For a small country, Portugal’s weather can vary dramatically. Although one of the southernmost countries in Europe, its climate – particularly in the north – is heavily influenced by the Atlantic Ocean.
For cyclists, the main thing to take into consideration is the temperature – it can get extremely hot in the summer (and quite cold up north in the winter).
When to go
For cycling the best times to visit Portugal are generally the spring and the autumn for the northern half of the country and any time from September through to May for the Algarve and the Alentejo. (For further information, also see the descriptions of the individual regions of Portugal, which are listed in the Day Rides section.)
Generally – unless you’re happy cycling in temperatures of 40ºC and above (that’s 104ºF) – you do NOT want to ride anywhere south of the Tejo in July and August.
June and September can also be uncomfortably hot in the afternoons.
For the rest of the country – particularly away from the coast – temperatures will also be in at least the high 30s for much of the summer.
In winter, the mountainous northern provinces – around Braganca, Guarda, Viseu etc – can be snowy and bitterly cold.
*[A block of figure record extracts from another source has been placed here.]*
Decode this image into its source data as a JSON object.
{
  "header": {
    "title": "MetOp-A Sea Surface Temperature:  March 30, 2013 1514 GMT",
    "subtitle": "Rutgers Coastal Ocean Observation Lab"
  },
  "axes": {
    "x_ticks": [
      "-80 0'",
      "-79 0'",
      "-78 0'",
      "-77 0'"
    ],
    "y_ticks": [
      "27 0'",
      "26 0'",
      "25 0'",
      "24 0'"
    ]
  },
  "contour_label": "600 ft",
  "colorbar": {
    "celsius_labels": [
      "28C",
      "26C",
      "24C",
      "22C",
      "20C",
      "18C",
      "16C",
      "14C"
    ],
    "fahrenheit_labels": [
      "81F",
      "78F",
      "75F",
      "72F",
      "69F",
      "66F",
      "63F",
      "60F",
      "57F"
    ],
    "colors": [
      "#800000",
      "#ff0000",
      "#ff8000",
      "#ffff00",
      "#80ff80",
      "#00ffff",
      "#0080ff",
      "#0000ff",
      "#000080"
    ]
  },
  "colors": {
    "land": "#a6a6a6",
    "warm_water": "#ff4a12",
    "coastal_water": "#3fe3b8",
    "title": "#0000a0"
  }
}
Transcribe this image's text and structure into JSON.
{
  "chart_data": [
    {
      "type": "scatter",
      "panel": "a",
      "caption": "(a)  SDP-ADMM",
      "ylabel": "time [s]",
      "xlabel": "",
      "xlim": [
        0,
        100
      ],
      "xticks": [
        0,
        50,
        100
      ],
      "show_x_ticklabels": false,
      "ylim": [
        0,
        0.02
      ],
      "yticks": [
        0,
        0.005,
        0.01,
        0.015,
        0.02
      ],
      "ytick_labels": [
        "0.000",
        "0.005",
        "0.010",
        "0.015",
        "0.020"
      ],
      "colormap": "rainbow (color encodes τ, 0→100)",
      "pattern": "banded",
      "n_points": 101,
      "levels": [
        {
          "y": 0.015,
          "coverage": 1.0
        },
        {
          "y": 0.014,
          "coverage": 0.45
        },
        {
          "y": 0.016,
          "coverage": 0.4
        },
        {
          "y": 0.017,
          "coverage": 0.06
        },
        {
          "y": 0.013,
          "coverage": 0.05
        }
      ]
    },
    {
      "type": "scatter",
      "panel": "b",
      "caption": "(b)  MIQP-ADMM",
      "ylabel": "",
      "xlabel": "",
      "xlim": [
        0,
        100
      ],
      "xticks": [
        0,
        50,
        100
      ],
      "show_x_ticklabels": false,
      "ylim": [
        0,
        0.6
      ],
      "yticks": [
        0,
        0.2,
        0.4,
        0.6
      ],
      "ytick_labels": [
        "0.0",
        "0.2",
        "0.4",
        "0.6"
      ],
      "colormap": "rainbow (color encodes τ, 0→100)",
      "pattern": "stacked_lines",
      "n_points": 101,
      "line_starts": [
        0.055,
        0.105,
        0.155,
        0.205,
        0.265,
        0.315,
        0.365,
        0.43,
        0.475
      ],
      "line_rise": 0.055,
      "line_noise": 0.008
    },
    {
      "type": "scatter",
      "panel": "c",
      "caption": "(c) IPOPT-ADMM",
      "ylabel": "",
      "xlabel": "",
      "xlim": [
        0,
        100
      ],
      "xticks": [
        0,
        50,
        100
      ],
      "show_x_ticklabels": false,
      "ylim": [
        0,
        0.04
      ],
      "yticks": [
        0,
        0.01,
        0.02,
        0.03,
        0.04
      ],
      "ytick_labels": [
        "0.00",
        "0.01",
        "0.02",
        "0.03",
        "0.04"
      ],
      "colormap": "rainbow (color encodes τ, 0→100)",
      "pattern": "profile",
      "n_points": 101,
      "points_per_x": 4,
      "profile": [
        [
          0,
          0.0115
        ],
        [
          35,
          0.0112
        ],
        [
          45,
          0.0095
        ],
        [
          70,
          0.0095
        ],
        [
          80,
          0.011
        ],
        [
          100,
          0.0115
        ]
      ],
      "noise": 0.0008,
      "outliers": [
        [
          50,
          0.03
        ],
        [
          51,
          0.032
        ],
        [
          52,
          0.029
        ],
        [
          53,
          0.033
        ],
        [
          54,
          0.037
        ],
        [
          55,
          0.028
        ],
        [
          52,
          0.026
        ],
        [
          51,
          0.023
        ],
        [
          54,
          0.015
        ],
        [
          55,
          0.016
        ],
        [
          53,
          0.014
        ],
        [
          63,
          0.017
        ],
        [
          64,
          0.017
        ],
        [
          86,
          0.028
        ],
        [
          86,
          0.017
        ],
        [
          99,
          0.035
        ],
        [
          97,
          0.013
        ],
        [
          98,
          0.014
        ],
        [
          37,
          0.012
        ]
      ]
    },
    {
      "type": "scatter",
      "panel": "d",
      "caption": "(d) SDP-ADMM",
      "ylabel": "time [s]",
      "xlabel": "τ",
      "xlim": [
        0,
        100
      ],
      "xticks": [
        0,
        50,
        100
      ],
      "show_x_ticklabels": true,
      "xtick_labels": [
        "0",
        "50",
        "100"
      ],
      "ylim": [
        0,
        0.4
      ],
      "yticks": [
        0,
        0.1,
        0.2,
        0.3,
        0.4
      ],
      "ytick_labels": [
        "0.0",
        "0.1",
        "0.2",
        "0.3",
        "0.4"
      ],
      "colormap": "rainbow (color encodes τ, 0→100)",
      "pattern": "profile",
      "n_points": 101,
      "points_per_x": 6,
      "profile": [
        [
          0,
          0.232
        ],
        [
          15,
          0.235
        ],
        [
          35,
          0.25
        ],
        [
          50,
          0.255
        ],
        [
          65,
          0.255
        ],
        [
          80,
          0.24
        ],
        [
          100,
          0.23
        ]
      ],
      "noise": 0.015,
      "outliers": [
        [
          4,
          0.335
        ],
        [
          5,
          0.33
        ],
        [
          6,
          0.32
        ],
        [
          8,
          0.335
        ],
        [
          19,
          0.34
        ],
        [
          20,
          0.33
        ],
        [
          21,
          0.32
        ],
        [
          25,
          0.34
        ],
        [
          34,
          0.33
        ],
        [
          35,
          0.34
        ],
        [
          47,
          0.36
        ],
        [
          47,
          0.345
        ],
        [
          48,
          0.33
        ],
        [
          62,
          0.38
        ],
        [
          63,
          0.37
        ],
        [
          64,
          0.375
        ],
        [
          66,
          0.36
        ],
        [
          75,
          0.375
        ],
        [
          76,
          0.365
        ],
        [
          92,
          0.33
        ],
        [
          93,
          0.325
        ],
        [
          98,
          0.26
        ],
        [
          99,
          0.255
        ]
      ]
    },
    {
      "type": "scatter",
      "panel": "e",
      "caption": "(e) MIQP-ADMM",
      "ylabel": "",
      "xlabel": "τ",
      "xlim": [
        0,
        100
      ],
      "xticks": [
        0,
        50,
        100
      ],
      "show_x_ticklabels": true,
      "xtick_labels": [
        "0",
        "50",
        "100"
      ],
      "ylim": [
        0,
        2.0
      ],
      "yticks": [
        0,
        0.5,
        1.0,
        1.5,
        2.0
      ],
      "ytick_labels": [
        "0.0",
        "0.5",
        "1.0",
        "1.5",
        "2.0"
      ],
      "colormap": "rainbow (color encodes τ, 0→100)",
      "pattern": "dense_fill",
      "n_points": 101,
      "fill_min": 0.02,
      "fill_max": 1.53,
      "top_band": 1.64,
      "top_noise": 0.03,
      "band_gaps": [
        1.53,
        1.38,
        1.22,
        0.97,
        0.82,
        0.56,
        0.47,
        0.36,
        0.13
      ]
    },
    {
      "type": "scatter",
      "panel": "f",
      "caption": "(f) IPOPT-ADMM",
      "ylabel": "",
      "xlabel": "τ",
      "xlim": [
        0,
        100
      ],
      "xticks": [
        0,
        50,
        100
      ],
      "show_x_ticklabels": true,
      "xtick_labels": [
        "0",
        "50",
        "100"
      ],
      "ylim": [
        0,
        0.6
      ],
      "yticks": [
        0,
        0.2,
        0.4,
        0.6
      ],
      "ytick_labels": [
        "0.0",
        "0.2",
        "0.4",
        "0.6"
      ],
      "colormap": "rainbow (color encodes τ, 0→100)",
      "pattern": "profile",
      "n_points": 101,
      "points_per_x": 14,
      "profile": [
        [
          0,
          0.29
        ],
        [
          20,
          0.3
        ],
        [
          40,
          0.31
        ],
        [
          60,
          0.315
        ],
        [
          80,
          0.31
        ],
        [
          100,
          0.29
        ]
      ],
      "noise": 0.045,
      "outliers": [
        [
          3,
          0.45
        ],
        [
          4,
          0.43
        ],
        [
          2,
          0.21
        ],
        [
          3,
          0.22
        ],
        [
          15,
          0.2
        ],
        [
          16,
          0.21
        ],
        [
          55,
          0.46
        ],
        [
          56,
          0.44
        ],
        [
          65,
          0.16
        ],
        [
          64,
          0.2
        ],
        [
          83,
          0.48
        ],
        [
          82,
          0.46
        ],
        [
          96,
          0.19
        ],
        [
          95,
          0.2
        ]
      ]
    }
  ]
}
However, this can be a good time to visit the Algarve and – sometimes – the Alentejo, when the skies are often blue for days on end and – although the nights can be cool – the days a lovely temperature for cycling.
Obviously, the weather isn’t fixed and there will be years when this advice doesn’t work.
I cycled the length of the country in January and February and only had rain twice. I also spent time living in the north and have enjoyed some beautiful winter rides with clear blue skies and pleasant daytime temperatures.
Two other factors to take into account when planning a ride are the prevailing winds and light intensity.
The winds in Portugal are generally either from the Atlantic or from the north.This far south, the sunshine can also be extremely bright. If you’re at all sensitive to the light, you’d be well advised to make sure you’ve got good wraparound sunglasses and, preferably, a visor on your helmet.
For daily (and longer) forecasts, try:
Institute of Meteorology, Portugal – the English language version has a general forecast for the country and 10-day forecasts for specific towns (select the district then individual town from the drop-down menu near the top of the page).
Spanish forecaster El Tiempo also produces forecasts for Portugal (and are probably more accurate).
BBC Weather – link to the five-day forecast for Lisbon (go to Find A Forecast for other Portuguese towns.
Climate Charts.com has weather statistics for a number of key locations around Portugal.
Weather & Climate.com has a general overview of the Portuguese climate plus links to summaries and detailed statistics for hundreds of locations around the country.
Portugal’s Meteorological Institute is also an excellent site for weather stats. Some of the information is only in Portuguese (or bad English) but the charts are reasonably easy to understand.
For historic information, see climate normals then – from the links on the right – select the historic period, temperature or precipitation, and the location.